The 1951 amendment changes the result arrived at by Surrogate Collies in the Peck case (199 Misc. 1051, supra). Under the amendment, a fiduciary, in determining the market value in a fund and the percentage of a fund to be invested under paragraph (m), is required to 1 exclude the value of any investment in a legal common trust fund made pursuant to the banking law. ’ ’

A change of language by the Legislature immediately after a judicial decision is entitled to great weight in determining the future status of the law. (McKinney’s Cons. Laws of N. Y. Book 1, Statutes [1942 ed.], § 75; Matter of Zahriski v. Law, 118 Misc. 471, affd. 203 App. Div. 40.)

*414A material change in the phraseology of an act is generally regarded as a legislative construction that the law so amended did not originally embrace the amended provisions. (McKinney’s Cons. Laws of N. Y., Book 1, Statutes [1942 ed.], § 193; People ex rel. Westchester Fire Ins. Co. v. Davenport, 91 N. Y. 574, affg. 25 Hun 630.)

The purpose of the 1951 amendment was to resolve the problem presented to Surrogate Colliws in Matter of Peck (199 Misc. 1051, supra) and to make certain in clear language the legislative intent anent investments by corporate fiduciaries in legal common trust funds. (Memorandum by Hon. Justin C. Morgan, chairman of Assembly Judiciary Committee, who introduced the bill, New York State Bar Bulletin, June, 1951, p. 218.) While the latter writings are not binding on this court, they shed light on the intent behind the amendment. Regardless of the foregoing, the language of the amendment is both clear of meaning and convincing as to purpose. The Legislature has now declared in unmistakable language that (m) securities are not to be confounded with units of participation in a legal common trust fund and that each is separate and distinct from and should not affect the other.

This action taken by the Legislature is in trend with today’s tendency to liberalize fiduciary investments and faces the fact that the life of the traditional so-called legal trust is on the ebb. Such is not strange since the legal trust was conceived when our economy was far different from that of now. This court takes notice that to date thirty-six States have already passed common trust fund enabling laws. This widespread acceptance of common trust funds is because experience has demonstrated that common trust funds are the only practical means of providing small- to medium-sized trusts such as the one under consideration with broad investment diversification. This diversification is the best assurance that beneficiaries have of obtaining a stable income. It is the most effective trust device for providing both beneficiaries and remaindermen with reasonable protection against changes in the purchasing power of the dollar. Therefore this sound and sensible means of investment thus provided for trusts of moderate proportions should be encouraged and helped rather than discouraged and hindered. Hence the Legislature has precisely prescribed the limitations within which this can be accomplished.
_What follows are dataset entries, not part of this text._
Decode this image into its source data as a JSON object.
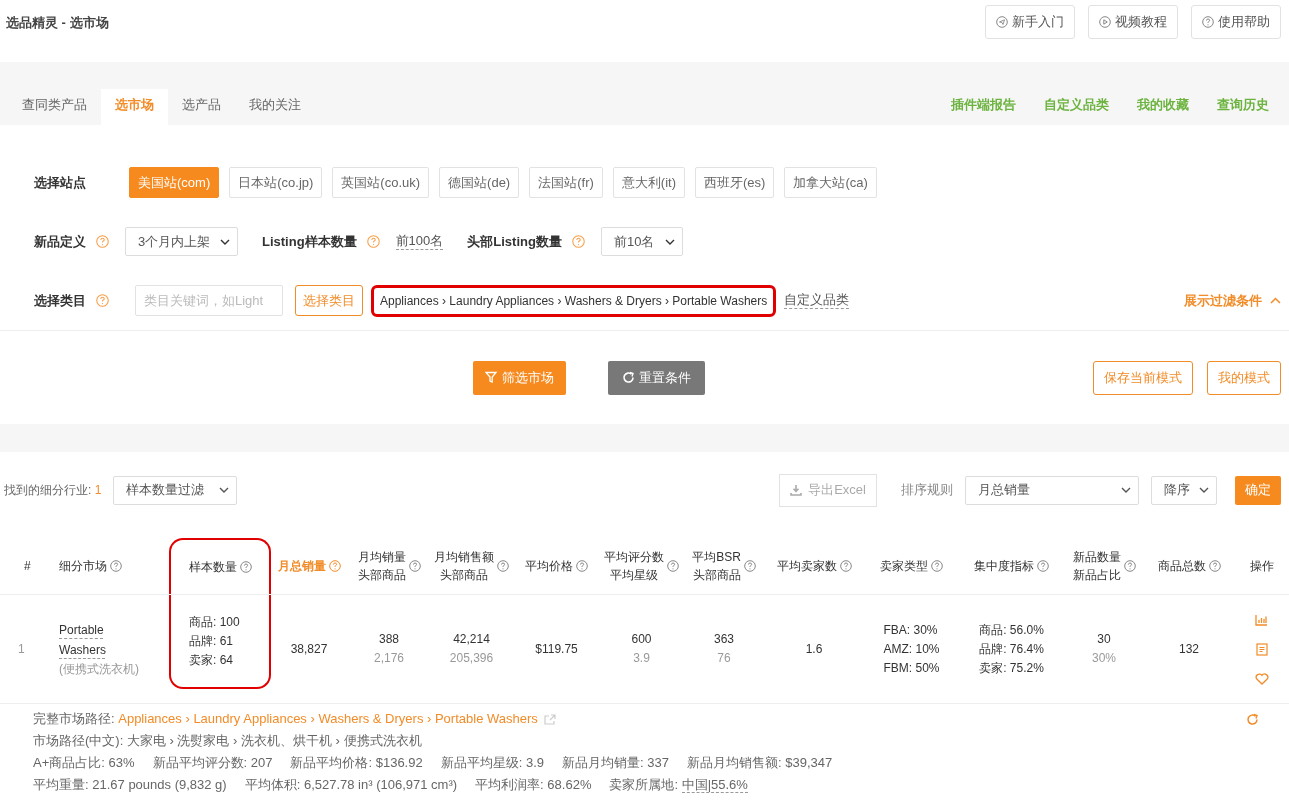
{
  "app_title": "选品精灵 - 选市场",
  "header_buttons": [
    "新手入门",
    "视频教程",
    "使用帮助"
  ],
  "nav_tabs": [
    {
      "label": "查同类产品",
      "selected": false
    },
    {
      "label": "选市场",
      "selected": true
    },
    {
      "label": "选产品",
      "selected": false
    },
    {
      "label": "我的关注",
      "selected": false
    }
  ],
  "nav_links": [
    "插件端报告",
    "自定义品类",
    "我的收藏",
    "查询历史"
  ],
  "filters": {
    "site": {
      "label": "选择站点",
      "options": [
        {
          "label": "美国站(com)",
          "selected": true
        },
        {
          "label": "日本站(co.jp)",
          "selected": false
        },
        {
          "label": "英国站(co.uk)",
          "selected": false
        },
        {
          "label": "德国站(de)",
          "selected": false
        },
        {
          "label": "法国站(fr)",
          "selected": false
        },
        {
          "label": "意大利(it)",
          "selected": false
        },
        {
          "label": "西班牙(es)",
          "selected": false
        },
        {
          "label": "加拿大站(ca)",
          "selected": false
        }
      ]
    },
    "new_def": {
      "label": "新品定义",
      "value": "3个月内上架"
    },
    "sample_count": {
      "label": "Listing样本数量",
      "value": "前100名"
    },
    "head_count": {
      "label": "头部Listing数量",
      "value": "前10名"
    },
    "category": {
      "label": "选择类目",
      "placeholder": "类目关键词，如Light",
      "button": "选择类目",
      "path": "Appliances › Laundry Appliances › Washers & Dryers › Portable Washers",
      "highlighted": true,
      "custom_link": "自定义品类"
    },
    "toggle": "展示过滤条件"
  },
  "actions": {
    "filter": "筛选市场",
    "reset": "重置条件",
    "save": "保存当前模式",
    "mine": "我的模式"
  },
  "results": {
    "found_label": "找到的细分行业:",
    "found_count": "1",
    "sample_filter": "样本数量过滤",
    "export": "导出Excel",
    "sort_label": "排序规则",
    "sort_value": "月总销量",
    "order": "降序",
    "confirm": "确定"
  },
  "table": {
    "columns": [
      {
        "lines": [
          "#"
        ],
        "help": false,
        "sorted": false,
        "highlighted": false
      },
      {
        "lines": [
          "细分市场"
        ],
        "help": true,
        "sorted": false,
        "highlighted": false
      },
      {
        "lines": [
          "样本数量"
        ],
        "help": true,
        "sorted": false,
        "highlighted": true
      },
      {
        "lines": [
          "月总销量"
        ],
        "help": true,
        "sorted": true,
        "highlighted": false
      },
      {
        "lines": [
          "月均销量",
          "头部商品"
        ],
        "help": true,
        "sorted": false,
        "highlighted": false
      },
      {
        "lines": [
          "月均销售额",
          "头部商品"
        ],
        "help": true,
        "sorted": false,
        "highlighted": false
      },
      {
        "lines": [
          "平均价格"
        ],
        "help": true,
        "sorted": false,
        "highlighted": false
      },
      {
        "lines": [
          "平均评分数",
          "平均星级"
        ],
        "help": true,
        "sorted": false,
        "highlighted": false
      },
      {
        "lines": [
          "平均BSR",
          "头部商品"
        ],
        "help": true,
        "sorted": false,
        "highlighted": false
      },
      {
        "lines": [
          "平均卖家数"
        ],
        "help": true,
        "sorted": false,
        "highlighted": false
      },
      {
        "lines": [
          "卖家类型"
        ],
        "help": true,
        "sorted": false,
        "highlighted": false
      },
      {
        "lines": [
          "集中度指标"
        ],
        "help": true,
        "sorted": false,
        "highlighted": false
      },
      {
        "lines": [
          "新品数量",
          "新品占比"
        ],
        "help": true,
        "sorted": false,
        "highlighted": false
      },
      {
        "lines": [
          "商品总数"
        ],
        "help": true,
        "sorted": false,
        "highlighted": false
      },
      {
        "lines": [
          "操作"
        ],
        "help": false,
        "sorted": false,
        "highlighted": false
      }
    ],
    "rows": [
      {
        "cells": [
          {
            "kind": "index",
            "value": "1"
          },
          {
            "kind": "market",
            "name": "Portable Washers",
            "sub": "(便携式洗衣机)"
          },
          {
            "kind": "lines",
            "lines": [
              "商品: 100",
              "品牌: 61",
              "卖家: 64"
            ]
          },
          {
            "kind": "text",
            "value": "38,827"
          },
          {
            "kind": "pair",
            "main": "388",
            "sub": "2,176"
          },
          {
            "kind": "pair",
            "main": "42,214",
            "sub": "205,396"
          },
          {
            "kind": "text",
            "value": "$119.75"
          },
          {
            "kind": "pair",
            "main": "600",
            "sub": "3.9"
          },
          {
            "kind": "pair",
            "main": "363",
            "sub": "76"
          },
          {
            "kind": "text",
            "value": "1.6"
          },
          {
            "kind": "lines",
            "lines": [
              "FBA: 30%",
              "AMZ: 10%",
              "FBM: 50%"
            ]
          },
          {
            "kind": "lines",
            "lines": [
              "商品: 56.0%",
              "品牌: 76.4%",
              "卖家: 75.2%"
            ]
          },
          {
            "kind": "pair",
            "main": "30",
            "sub": "30%"
          },
          {
            "kind": "text",
            "value": "132"
          },
          {
            "kind": "actions"
          }
        ]
      }
    ]
  },
  "details": {
    "path_label": "完整市场路径:",
    "path": "Appliances › Laundry Appliances › Washers & Dryers › Portable Washers",
    "cn_path": "市场路径(中文): 大家电 › 洗熨家电 › 洗衣机、烘干机 › 便携式洗衣机",
    "stats": [
      [
        {
          "label": "A+商品占比:",
          "value": "63%",
          "link": false
        },
        {
          "label": "新品平均评分数:",
          "value": "207",
          "link": false
        },
        {
          "label": "新品平均价格:",
          "value": "$136.92",
          "link": false
        },
        {
          "label": "新品平均星级:",
          "value": "3.9",
          "link": false
        },
        {
          "label": "新品月均销量:",
          "value": "337",
          "link": false
        },
        {
          "label": "新品月均销售额:",
          "value": "$39,347",
          "link": false
        }
      ],
      [
        {
          "label": "平均重量:",
          "value": "21.67 pounds (9,832 g)",
          "link": false
        },
        {
          "label": "平均体积:",
          "value": "6,527.78 in³ (106,971 cm³)",
          "link": false
        },
        {
          "label": "平均利润率:",
          "value": "68.62%",
          "link": false
        },
        {
          "label": "卖家所属地:",
          "value": "中国|55.6%",
          "link": true
        }
      ]
    ]
  }
}
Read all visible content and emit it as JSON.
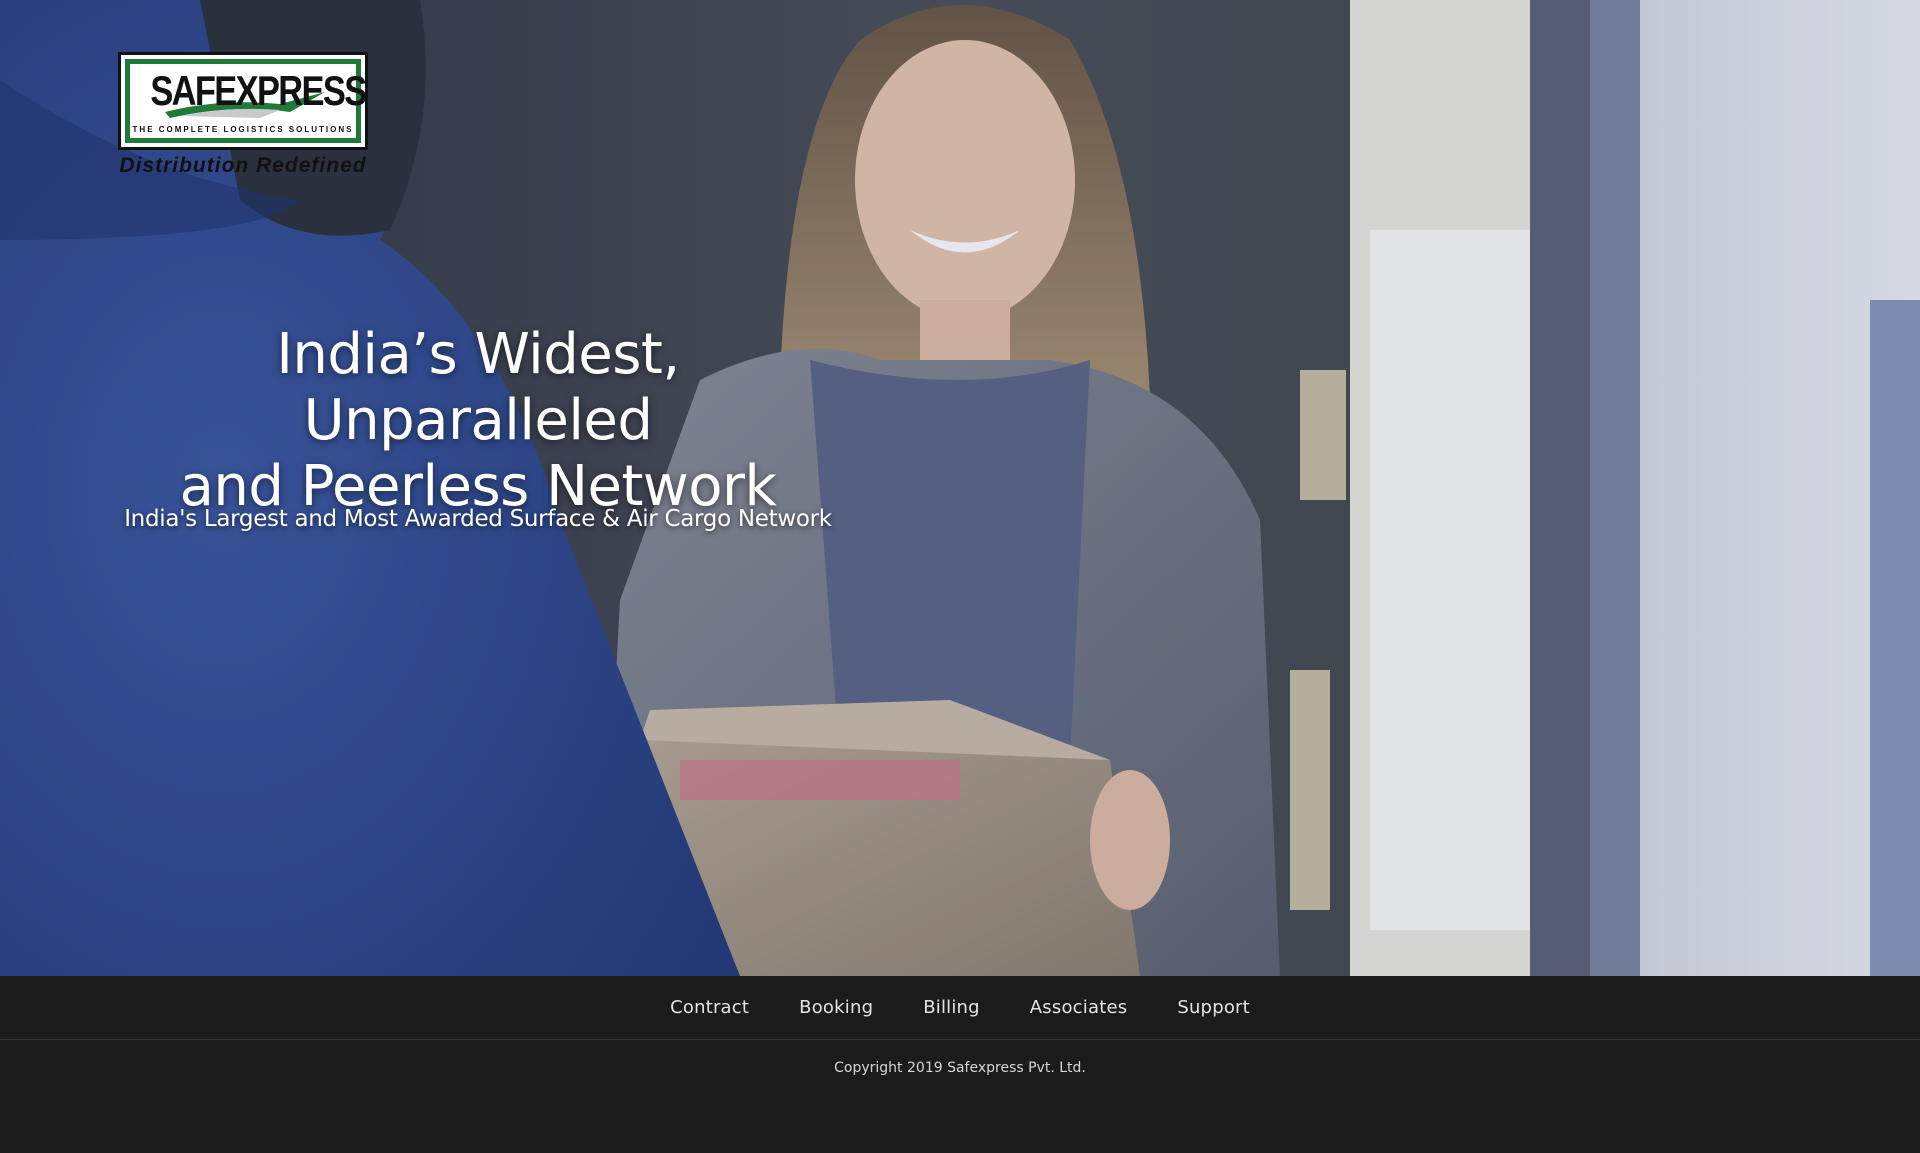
{
  "logo": {
    "brand": "SAFEXPRESS",
    "tagline": "THE COMPLETE LOGISTICS SOLUTIONS",
    "subtitle": "Distribution Redefined"
  },
  "hero": {
    "headline_line1": "India’s Widest, Unparalleled",
    "headline_line2": "and Peerless Network",
    "subheadline": "India's Largest and Most Awarded Surface & Air Cargo Network"
  },
  "footer": {
    "nav": [
      {
        "label": "Contract"
      },
      {
        "label": "Booking"
      },
      {
        "label": "Billing"
      },
      {
        "label": "Associates"
      },
      {
        "label": "Support"
      }
    ],
    "copyright": "Copyright 2019 Safexpress Pvt. Ltd."
  },
  "colors": {
    "footer_bg": "#1b1b1b",
    "logo_green": "#1f7a3a",
    "hero_text": "#ffffff"
  }
}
Accordingly, I hold that although the petitioner is now retaining in the Huntington Hospital trust fund mortgage part interests, the value of which exceeds 35% of the entire trust fund, *415nevertheless it may retain in its portfolio the units of participation in its legal common trust fund it has heretofore purchased and it may, in addition, make further investments in its legal common trust fund within the limited amount prescribed by the Banking Law provided such investments are made with prudence.

Submit decree on notice in accordance with this decision.